It is the end of the year—a time when millions of people make promises to improve their lives and themselves. According to a recent Marist Poll, 59 % of people kept their New Year resolutions in 2014. So what is it that makes a resolution stick? One expert, Judith Beck, Ph.D. , president of the Beck Institute for Cognitive Behavior Therapy in Philadelphia and a clinical associate professor of psychology at the University of Pennsylvania, explains the benefits of a buddy system and why vague goals fail.

For All Those Procrastinators
New Year’s resolutions tend to encompass big commitments that people have put off. “Usually these are things that are difficult to do, otherwise we would have done them already,” explains Dr. Beck.

The most common January goals focus on weight loss and better general health, but nearly all of them fit into one of seven categories: physical health, organization, relationships, how to spend leisure time, spirituality, creativity and work. “Some people want to get back to the way they used to be, and are committed to making a full-fledged effort,” Dr. Beck says of the goal-setters. “Others want to expand themselves and feel more fulfilled in life.”

The Stickiness Problem
As any visit to a gym in January will attest, most people can persist with a resolution for a few weeks. But by February, that drive is often depleted and the treadmills go empty. “There is some research to show that people who start trying to lose weight because they’ve had a medical scare are more successful than people who do it for another reason,” explains Dr. Beck. In other words, “Often the resolution will stick if the stakes are very high.”

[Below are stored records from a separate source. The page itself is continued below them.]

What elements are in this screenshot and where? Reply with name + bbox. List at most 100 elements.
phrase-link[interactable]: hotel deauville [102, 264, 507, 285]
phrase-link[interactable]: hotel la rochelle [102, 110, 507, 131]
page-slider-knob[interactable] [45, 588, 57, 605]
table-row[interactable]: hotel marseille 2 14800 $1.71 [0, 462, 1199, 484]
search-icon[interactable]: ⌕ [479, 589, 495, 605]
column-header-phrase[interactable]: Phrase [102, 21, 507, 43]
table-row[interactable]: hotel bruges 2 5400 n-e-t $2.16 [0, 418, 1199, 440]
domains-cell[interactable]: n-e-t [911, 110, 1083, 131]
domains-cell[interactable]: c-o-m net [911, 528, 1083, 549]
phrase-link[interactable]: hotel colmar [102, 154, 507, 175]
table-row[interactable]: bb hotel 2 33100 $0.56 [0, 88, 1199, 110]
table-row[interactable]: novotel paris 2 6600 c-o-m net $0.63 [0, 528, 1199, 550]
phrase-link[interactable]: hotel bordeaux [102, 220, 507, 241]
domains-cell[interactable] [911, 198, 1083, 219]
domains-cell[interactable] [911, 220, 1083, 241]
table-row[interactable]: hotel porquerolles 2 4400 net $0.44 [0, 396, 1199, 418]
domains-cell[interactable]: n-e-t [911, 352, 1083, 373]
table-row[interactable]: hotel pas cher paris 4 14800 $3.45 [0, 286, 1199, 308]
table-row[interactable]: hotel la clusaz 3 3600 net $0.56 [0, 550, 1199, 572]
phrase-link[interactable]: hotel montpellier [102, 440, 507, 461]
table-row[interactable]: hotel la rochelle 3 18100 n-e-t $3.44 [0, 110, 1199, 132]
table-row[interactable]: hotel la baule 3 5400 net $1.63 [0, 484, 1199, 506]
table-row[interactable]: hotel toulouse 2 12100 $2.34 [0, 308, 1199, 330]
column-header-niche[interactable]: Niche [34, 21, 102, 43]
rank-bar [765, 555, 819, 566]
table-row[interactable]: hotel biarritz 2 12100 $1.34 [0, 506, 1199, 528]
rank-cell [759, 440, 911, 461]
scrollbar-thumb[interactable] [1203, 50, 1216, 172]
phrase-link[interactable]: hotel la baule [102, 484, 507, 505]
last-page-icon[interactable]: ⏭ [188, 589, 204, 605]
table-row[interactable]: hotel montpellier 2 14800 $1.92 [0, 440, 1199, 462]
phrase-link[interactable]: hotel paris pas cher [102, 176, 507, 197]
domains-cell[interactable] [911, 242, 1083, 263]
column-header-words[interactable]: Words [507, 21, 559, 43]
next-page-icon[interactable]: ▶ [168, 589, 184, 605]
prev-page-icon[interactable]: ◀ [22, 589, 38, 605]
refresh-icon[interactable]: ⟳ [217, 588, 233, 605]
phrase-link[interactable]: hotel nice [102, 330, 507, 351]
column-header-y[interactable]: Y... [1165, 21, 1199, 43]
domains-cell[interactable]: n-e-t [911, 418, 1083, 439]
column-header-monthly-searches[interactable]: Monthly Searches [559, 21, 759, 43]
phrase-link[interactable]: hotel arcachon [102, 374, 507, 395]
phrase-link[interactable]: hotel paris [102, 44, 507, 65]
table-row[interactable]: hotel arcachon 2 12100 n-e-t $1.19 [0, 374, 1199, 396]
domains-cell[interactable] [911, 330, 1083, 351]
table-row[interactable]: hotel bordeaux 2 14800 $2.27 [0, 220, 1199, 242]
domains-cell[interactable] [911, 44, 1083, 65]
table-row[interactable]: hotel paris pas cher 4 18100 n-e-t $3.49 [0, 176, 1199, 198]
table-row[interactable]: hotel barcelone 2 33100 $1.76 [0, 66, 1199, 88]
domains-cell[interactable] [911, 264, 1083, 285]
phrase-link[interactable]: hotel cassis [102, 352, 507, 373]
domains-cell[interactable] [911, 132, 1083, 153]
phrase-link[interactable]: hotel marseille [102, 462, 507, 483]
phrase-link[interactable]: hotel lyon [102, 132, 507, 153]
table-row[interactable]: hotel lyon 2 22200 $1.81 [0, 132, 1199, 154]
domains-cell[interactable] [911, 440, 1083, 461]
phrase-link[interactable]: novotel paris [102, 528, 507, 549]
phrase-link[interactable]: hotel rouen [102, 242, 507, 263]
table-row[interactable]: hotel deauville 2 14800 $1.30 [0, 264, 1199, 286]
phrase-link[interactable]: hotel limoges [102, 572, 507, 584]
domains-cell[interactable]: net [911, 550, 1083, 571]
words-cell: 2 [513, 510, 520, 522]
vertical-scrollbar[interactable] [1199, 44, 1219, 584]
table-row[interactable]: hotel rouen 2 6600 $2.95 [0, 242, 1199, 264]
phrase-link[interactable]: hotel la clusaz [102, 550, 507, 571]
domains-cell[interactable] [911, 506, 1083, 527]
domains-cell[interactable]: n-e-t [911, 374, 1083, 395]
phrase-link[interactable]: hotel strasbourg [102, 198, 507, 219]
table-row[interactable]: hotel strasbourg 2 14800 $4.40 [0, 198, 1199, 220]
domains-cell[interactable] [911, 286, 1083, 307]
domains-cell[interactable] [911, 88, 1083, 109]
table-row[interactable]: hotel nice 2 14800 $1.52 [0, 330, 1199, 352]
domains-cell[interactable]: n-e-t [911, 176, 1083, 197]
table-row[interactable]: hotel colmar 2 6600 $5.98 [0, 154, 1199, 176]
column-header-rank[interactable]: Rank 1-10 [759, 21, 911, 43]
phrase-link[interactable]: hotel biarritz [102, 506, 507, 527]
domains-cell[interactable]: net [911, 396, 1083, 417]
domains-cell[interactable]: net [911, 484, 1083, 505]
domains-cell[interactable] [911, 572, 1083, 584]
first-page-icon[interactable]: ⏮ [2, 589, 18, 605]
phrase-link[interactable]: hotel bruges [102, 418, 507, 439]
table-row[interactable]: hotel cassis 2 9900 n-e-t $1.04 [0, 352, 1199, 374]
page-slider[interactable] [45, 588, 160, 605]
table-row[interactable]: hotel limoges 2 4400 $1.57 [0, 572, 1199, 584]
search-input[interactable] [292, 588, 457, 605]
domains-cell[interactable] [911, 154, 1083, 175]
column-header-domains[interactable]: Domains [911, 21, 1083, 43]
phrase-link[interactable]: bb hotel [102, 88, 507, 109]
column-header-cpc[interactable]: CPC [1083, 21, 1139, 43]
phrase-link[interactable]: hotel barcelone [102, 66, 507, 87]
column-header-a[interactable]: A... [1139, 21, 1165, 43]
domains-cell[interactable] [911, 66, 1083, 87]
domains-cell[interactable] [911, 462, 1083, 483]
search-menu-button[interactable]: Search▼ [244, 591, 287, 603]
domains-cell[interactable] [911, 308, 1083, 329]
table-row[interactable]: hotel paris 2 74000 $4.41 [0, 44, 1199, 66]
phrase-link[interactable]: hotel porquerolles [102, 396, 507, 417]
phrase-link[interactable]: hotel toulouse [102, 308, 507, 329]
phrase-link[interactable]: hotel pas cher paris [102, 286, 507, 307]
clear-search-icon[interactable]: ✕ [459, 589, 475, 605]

Happy New Year  Typically, though, people fail to stick to their annual goals because the resolutions are too demanding, vague or unrealistic. “There can also be external factors. If your objective is to spend more time with family, you may need the cooperation of your teenagers to plan more outings, for example,” Dr. Beck says.

Learning to Cope
When people feel unmotivated or discouraged, says Dr. Beck, they have unhelpful thoughts that interfere with working toward their goal. “So you need to predict in advance what thoughts you might have, when you’re feeling more gung-ho—like now, before you’ve even started—and write them down,” says the cognitive-behavioral therapist. “Nobody is taught how to get back on track when they make a mistake,” she says, but a person can take control of sabotaging thoughts by reading those responses daily.

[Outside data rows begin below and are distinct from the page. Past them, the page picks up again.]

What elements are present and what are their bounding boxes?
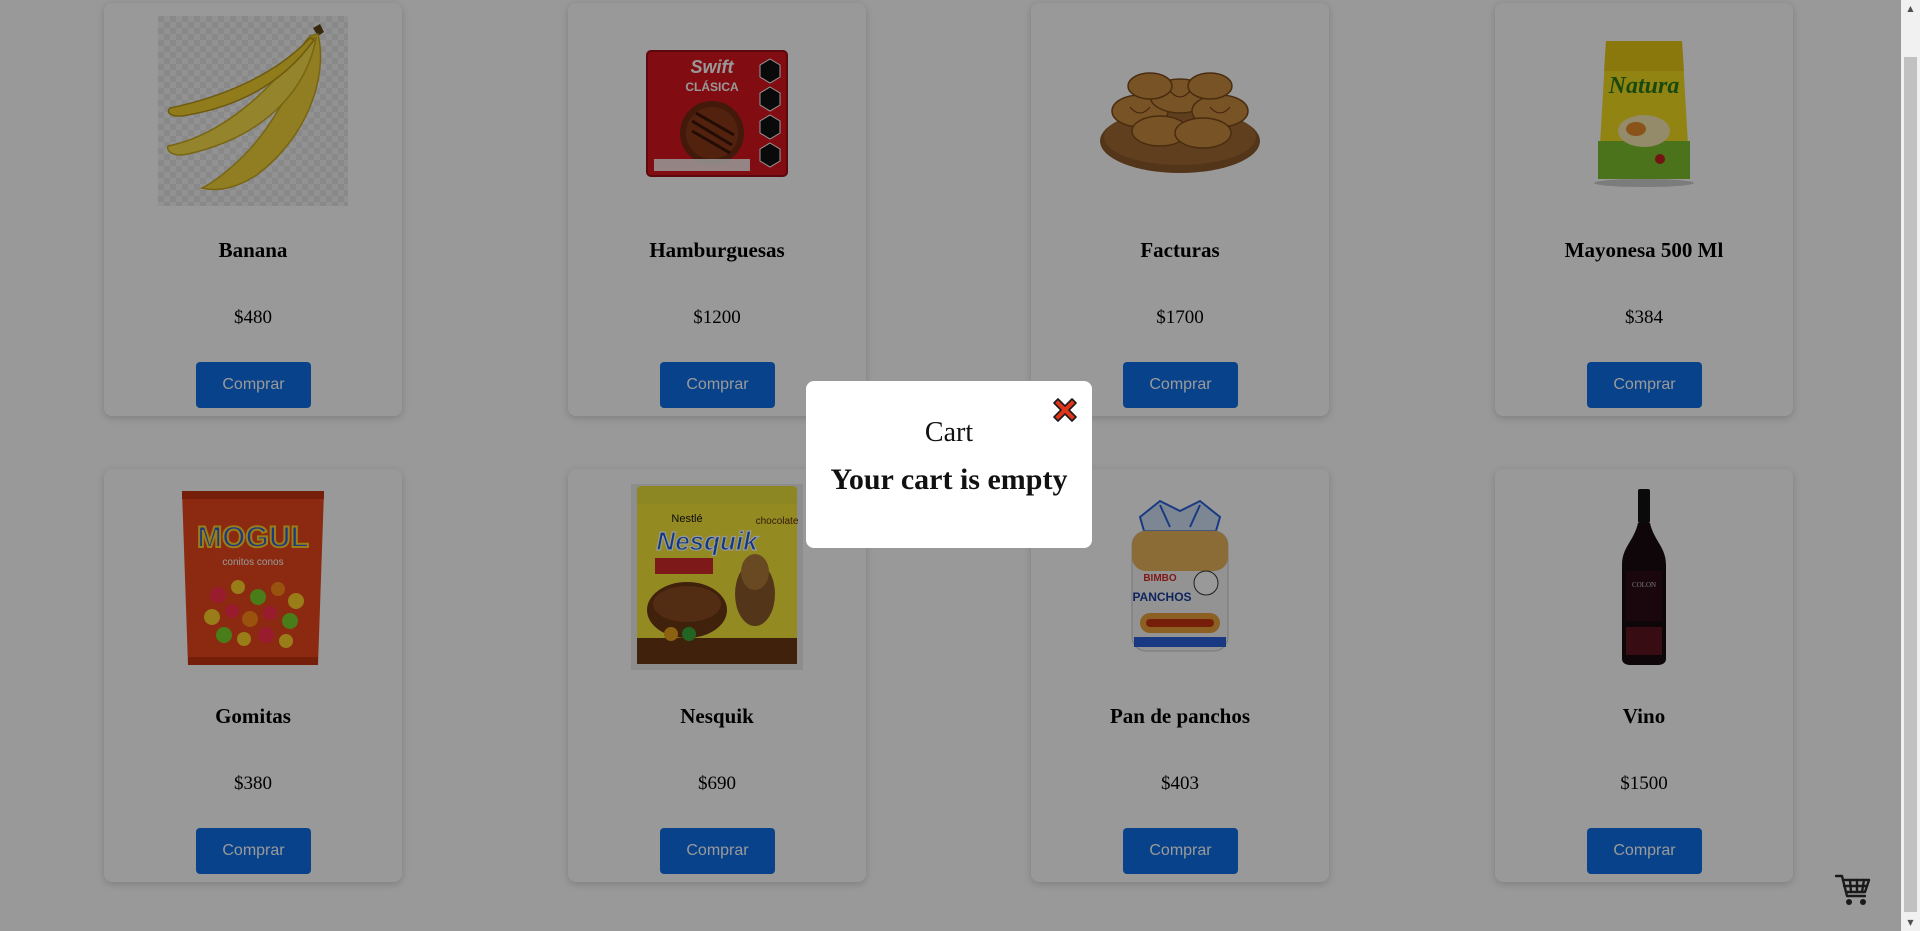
scroll-down-arrow-icon[interactable]: ▼ [1901,914,1920,931]
page: Banana $480 Comprar Swift CLÁSICA Hambur… [0,0,1901,931]
vertical-scrollbar[interactable]: ▲ ▼ [1901,0,1920,931]
empty-cart-message: Your cart is empty [830,463,1068,496]
cart-modal: Cart Your cart is empty [806,381,1092,548]
shopping-cart-icon[interactable] [1834,870,1872,908]
modal-title: Cart [924,417,974,448]
scrollbar-thumb[interactable] [1904,57,1917,912]
scroll-up-arrow-icon[interactable]: ▲ [1901,0,1920,17]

Dr. Beck also advises clients to imagine themselves in a year or five years, both having reached their goals and establishing them as habits and having failed.

“No-Choice” Category
Most people have some positive behaviors that they might not consistently want to do but they decide to always do anyway. Dr. Beck calls this the “no-choice category,” and places putting on a seat belt or getting dressed for work in this column. “We do them without struggle because we don’t give ourselves a choice,” she says. “It’s the choice that makes sticking to a resolution so difficult.” She suggests putting positive behaviors on a mental “no-choice” list and reaffirm them daily. “If you never give yourself the option to eat dessert, you’ll never have the struggle,” she says.

Don’t Wait to Motivate
Dr. Beck has witnessed firsthand that taking action sparks motivation. “Once you actually get to the gym, the first minute may be difficult, but it almost always gets easier,” she says. She also says that the best way to stick to a resolution is to have an accountability system, whether that is an app or a partner, she says.

When you do put on those gym clothes, she adds, you need to congratulate yourself. “Constant affirmation is essential to success,” says Dr. Beck.